Глава шестнадцатая
РАССКАЗ СЕРЖАНТА
— Что произошло? — расспрашивал я. — Где Янош?
— В… в Ликантии, — с трудом сказал сержант Мэйн. — В их подземельях. А может быть, и хуже того, уже мертв…
Он замолчал. Я обернулся и увидел, что вокруг столпились удивленные слуги. Мы быстренько отнесли Мэйна в дом. Я приказал принести еды и питья, при этом не напоминая домашним, что надо держать язык за зубами. Это и так было у них в крови. Мэйн попытался продолжить рассказ, но я уговорил его отдохнуть хотя бы часик.
Мэйн помрачнел:
— Какой там часик, господин Антеро… Хорошо бы за день выспаться. А может, и вечности не хватит.
Я помог Мэйну добраться до гостиной, где ему уже приготовили еду и питье. Трем наиболее доверенным слугам я поручил опекать его, пока он, изголодавшийся, ел и пил. Затем он уснул. Сжав зубы и набравшись терпения, я прождал четыре часа, понимая, как немилосердно будить его. Его превратившуюся в лохмотья одежду я приказал сжечь. Я видел, он явился без оружия, и, значит, должно было случиться нечто действительно ужасное, чтобы этот солдат лишился своего оружия. Когда Мэйн проснулся, его искупали, помассировали и привели ко мне в кабинет. Я налил ему подкрепляющей травяной настойки, сел за письменный стол и попросил его рассказывать так, как он сочтет нужным. Я ожидал какого-нибудь бессвязного бормотанья, однако плохо же я думал об этом доблестном сержанте, которому впрок пошли все уроки Яноша, включая красноречие.
Измученный, потрясенный, сержант Мэйн докладывал четко и ясно:
— Господин Антеро, вторая экспедиция к Далеким Королевствам уничтожена. Нас настигла магия извне и невежество изнутри. Единственным оставшимся в живых офицером, насколько я знаю, оказался капитан Янош Серый Плащ. Он содержится в качестве заключенного в Ликантии, Я не знаю, в чем его обвиняют, — при аресте он помог мне бежать, и, следовательно, подробности того, что с ним там было дальше, мне неизвестны.
— Но Янош жив? Как ты все-таки думаешь?
— Ликантиане, конечно, могли казнить его или замучить до смерти. Но скорее всего, я полагаю, он жив. При аресте солдаты изо всех сил стремились не нанести ранений капитану.
Я попросил его начать сначала и рассказать мне все, ничего не скрывая. Так он и сделал. Мэйн не был бардом и потому обошелся без вступления о целях экспедиции и о том, как боги отвернулись от них, едва был поднят первый парус. Он обошелся без этих очевидных вещей, сообщив лишь, что с первого же дня все пошло из рук вон плохо. Суда оказались перегруженными, а как только они вышли из речного устья в Узкое море, стало ясно, что они еще и не приспособлены для плавания по морским водам. Слишком много оказалось среди судов речных барж или торопливо переделанных каботажных судов.
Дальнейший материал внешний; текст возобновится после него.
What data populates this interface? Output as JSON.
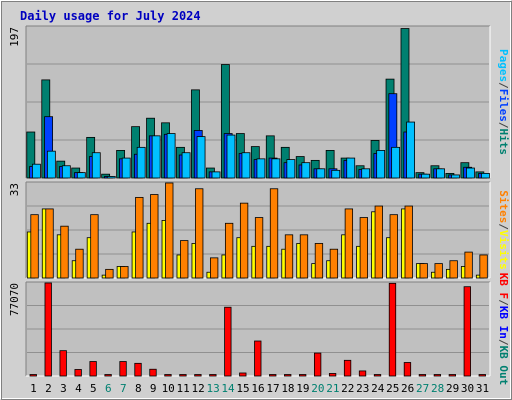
{
  "chart_data": {
    "type": "bar",
    "title": "Daily usage for July 2024",
    "categories": [
      "1",
      "2",
      "3",
      "4",
      "5",
      "6",
      "7",
      "8",
      "9",
      "10",
      "11",
      "12",
      "13",
      "14",
      "15",
      "16",
      "17",
      "18",
      "19",
      "20",
      "21",
      "22",
      "23",
      "24",
      "25",
      "26",
      "27",
      "28",
      "29",
      "30",
      "31"
    ],
    "weekend_days": [
      "6",
      "7",
      "13",
      "14",
      "20",
      "21",
      "27",
      "28"
    ],
    "panels": [
      {
        "id": "hits-files-pages",
        "ymax": 197,
        "ymax_label": "197",
        "axis_labels": [
          {
            "text": "Pages",
            "color": "#00c0ff"
          },
          {
            "text": "/",
            "color": "#444444"
          },
          {
            "text": "Files",
            "color": "#0040ff"
          },
          {
            "text": "/",
            "color": "#444444"
          },
          {
            "text": "Hits",
            "color": "#008070"
          }
        ],
        "series": [
          {
            "name": "Hits",
            "color": "#008070",
            "values": [
              60,
              128,
              22,
              13,
              53,
              5,
              36,
              67,
              78,
              72,
              40,
              115,
              13,
              148,
              58,
              41,
              55,
              40,
              28,
              23,
              36,
              26,
              16,
              49,
              129,
              195,
              7,
              16,
              6,
              20,
              8
            ]
          },
          {
            "name": "Files",
            "color": "#0040ff",
            "values": [
              15,
              80,
              15,
              7,
              28,
              2,
              25,
              31,
              55,
              57,
              30,
              62,
              8,
              58,
              32,
              24,
              26,
              20,
              17,
              12,
              12,
              23,
              11,
              32,
              110,
              60,
              5,
              12,
              4,
              14,
              6
            ]
          },
          {
            "name": "Pages",
            "color": "#00c0ff",
            "values": [
              18,
              35,
              16,
              7,
              33,
              2,
              26,
              40,
              55,
              58,
              33,
              54,
              8,
              56,
              33,
              25,
              25,
              24,
              20,
              12,
              10,
              26,
              12,
              36,
              40,
              73,
              5,
              12,
              4,
              13,
              6
            ]
          }
        ]
      },
      {
        "id": "visits-sites",
        "ymax": 33,
        "ymax_label": "33",
        "axis_labels": [
          {
            "text": "Sites",
            "color": "#ff8000"
          },
          {
            "text": "/",
            "color": "#444444"
          },
          {
            "text": "Visits",
            "color": "#ffff00"
          }
        ],
        "series": [
          {
            "name": "Visits",
            "color": "#ffff00",
            "values": [
              16,
              24,
              15,
              6,
              14,
              1,
              4,
              16,
              19,
              20,
              8,
              12,
              2,
              8,
              14,
              11,
              11,
              10,
              12,
              5,
              6,
              15,
              11,
              23,
              14,
              24,
              5,
              2,
              3,
              4,
              1
            ]
          },
          {
            "name": "Sites",
            "color": "#ff8000",
            "values": [
              22,
              24,
              18,
              10,
              22,
              3,
              4,
              28,
              29,
              33,
              13,
              31,
              7,
              19,
              26,
              21,
              31,
              15,
              15,
              12,
              10,
              24,
              21,
              25,
              22,
              25,
              5,
              5,
              6,
              9,
              8
            ]
          }
        ]
      },
      {
        "id": "kbytes",
        "ymax": 77070,
        "ymax_label": "77070",
        "axis_labels": [
          {
            "text": "KB F",
            "color": "#ff0000"
          },
          {
            "text": "/",
            "color": "#444444"
          },
          {
            "text": "KB In",
            "color": "#0000ff"
          },
          {
            "text": "/",
            "color": "#444444"
          },
          {
            "text": "KB Out",
            "color": "#008070"
          }
        ],
        "series": [
          {
            "name": "KB F",
            "color": "#ff0000",
            "values": [
              300,
              77070,
              21000,
              5400,
              12000,
              300,
              12000,
              10500,
              5600,
              450,
              450,
              450,
              400,
              57000,
              2500,
              29000,
              700,
              1100,
              550,
              19000,
              2100,
              13000,
              4200,
              450,
              76800,
              11200,
              450,
              450,
              450,
              74000,
              550
            ]
          }
        ]
      }
    ]
  }
}
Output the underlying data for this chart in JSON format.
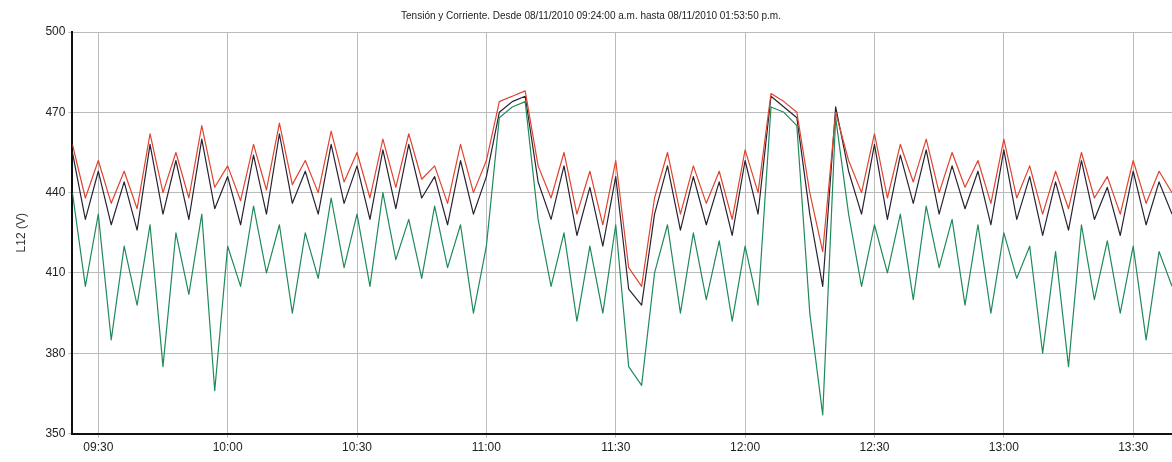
{
  "chart_data": {
    "type": "line",
    "title": "Tensión y Corriente. Desde 08/11/2010 09:24:00 a.m. hasta 08/11/2010 01:53:50 p.m.",
    "ylabel": "L12 (V)",
    "x": [
      9.4,
      9.45,
      9.5,
      9.55,
      9.6,
      9.65,
      9.7,
      9.75,
      9.8,
      9.85,
      9.9,
      9.95,
      10.0,
      10.05,
      10.1,
      10.15,
      10.2,
      10.25,
      10.3,
      10.35,
      10.4,
      10.45,
      10.5,
      10.55,
      10.6,
      10.65,
      10.7,
      10.75,
      10.8,
      10.85,
      10.9,
      10.95,
      11.0,
      11.05,
      11.1,
      11.15,
      11.2,
      11.25,
      11.3,
      11.35,
      11.4,
      11.45,
      11.5,
      11.55,
      11.6,
      11.65,
      11.7,
      11.75,
      11.8,
      11.85,
      11.9,
      11.95,
      12.0,
      12.05,
      12.1,
      12.15,
      12.2,
      12.25,
      12.3,
      12.35,
      12.4,
      12.45,
      12.5,
      12.55,
      12.6,
      12.65,
      12.7,
      12.75,
      12.8,
      12.85,
      12.9,
      12.95,
      13.0,
      13.05,
      13.1,
      13.15,
      13.2,
      13.25,
      13.3,
      13.35,
      13.4,
      13.45,
      13.5,
      13.55,
      13.6,
      13.65
    ],
    "series": [
      {
        "color": "#1f8a5a",
        "values": [
          440,
          405,
          432,
          385,
          420,
          398,
          428,
          375,
          425,
          402,
          432,
          366,
          420,
          405,
          435,
          410,
          428,
          395,
          425,
          408,
          438,
          412,
          432,
          405,
          440,
          415,
          430,
          408,
          435,
          412,
          428,
          395,
          420,
          468,
          472,
          474,
          430,
          405,
          425,
          392,
          420,
          395,
          428,
          375,
          368,
          410,
          428,
          395,
          425,
          400,
          422,
          392,
          420,
          398,
          472,
          470,
          465,
          395,
          357,
          468,
          432,
          405,
          428,
          410,
          432,
          400,
          435,
          412,
          430,
          398,
          428,
          395,
          425,
          408,
          420,
          380,
          418,
          375,
          428,
          400,
          422,
          395,
          420,
          385,
          418,
          405
        ]
      },
      {
        "color": "#e0442e",
        "values": [
          458,
          438,
          452,
          436,
          448,
          434,
          462,
          440,
          455,
          438,
          465,
          442,
          450,
          437,
          458,
          441,
          466,
          443,
          452,
          440,
          463,
          444,
          455,
          438,
          460,
          442,
          462,
          445,
          450,
          436,
          458,
          440,
          452,
          474,
          476,
          478,
          450,
          438,
          455,
          432,
          448,
          428,
          452,
          412,
          405,
          438,
          455,
          432,
          450,
          436,
          448,
          430,
          456,
          440,
          477,
          474,
          470,
          440,
          418,
          470,
          452,
          440,
          462,
          438,
          458,
          444,
          460,
          440,
          455,
          442,
          452,
          436,
          460,
          438,
          450,
          432,
          448,
          434,
          455,
          438,
          446,
          432,
          452,
          436,
          448,
          440
        ]
      },
      {
        "color": "#2a2233",
        "values": [
          455,
          430,
          448,
          428,
          444,
          426,
          458,
          432,
          452,
          430,
          460,
          434,
          446,
          428,
          454,
          432,
          462,
          436,
          448,
          432,
          458,
          436,
          450,
          430,
          456,
          434,
          458,
          438,
          446,
          428,
          452,
          432,
          446,
          470,
          474,
          476,
          444,
          430,
          450,
          424,
          442,
          420,
          446,
          404,
          398,
          432,
          450,
          426,
          446,
          428,
          444,
          424,
          452,
          432,
          476,
          472,
          468,
          432,
          405,
          472,
          448,
          432,
          458,
          430,
          454,
          436,
          456,
          432,
          450,
          434,
          448,
          428,
          456,
          430,
          446,
          424,
          444,
          426,
          452,
          430,
          442,
          424,
          448,
          428,
          444,
          432
        ]
      }
    ],
    "xlim": [
      9.4,
      13.65
    ],
    "xticks": [
      {
        "value": 9.5,
        "label": "09:30"
      },
      {
        "value": 10,
        "label": "10:00"
      },
      {
        "value": 10.5,
        "label": "10:30"
      },
      {
        "value": 11,
        "label": "11:00"
      },
      {
        "value": 11.5,
        "label": "11:30"
      },
      {
        "value": 12,
        "label": "12:00"
      },
      {
        "value": 12.5,
        "label": "12:30"
      },
      {
        "value": 13,
        "label": "13:00"
      },
      {
        "value": 13.5,
        "label": "13:30"
      }
    ],
    "ylim": [
      350,
      500
    ],
    "yticks": [
      350,
      380,
      410,
      440,
      470,
      500
    ],
    "grid": true,
    "legend": false,
    "marker": "none",
    "line_style": "solid"
  }
}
Налетела непогода, и хоть не столь свирепая, как буря архонтов, обрушившаяся в свое время на «Киттивэйк», однако же флот разметало. Корабль, на котором находились офицеры, включая Яноша и сержанта Мэйна, первым выкинуло на берег, не так уж и далеко от знакомой нам деревни прибрежного народа на Перечном побережье.
— И это была единственная удача, которую даровали нам боги, — добавил Мэйн.
В течение нескольких недель остальной флот подтягивался к поселку прибрежников, но несколько кораблей так никто никогда и не увидел. Экспедиция торопливо выгружалась: лошадей просто сталкивали за борт, полагая, что они сами доплывут; грузили маленькие лодки туземцев до отказа; выстраивали солдат по мелководью цепочкой, чтобы они передавали груз из рук в руки на берег. Наконец вся экспедиция оказалась на суше.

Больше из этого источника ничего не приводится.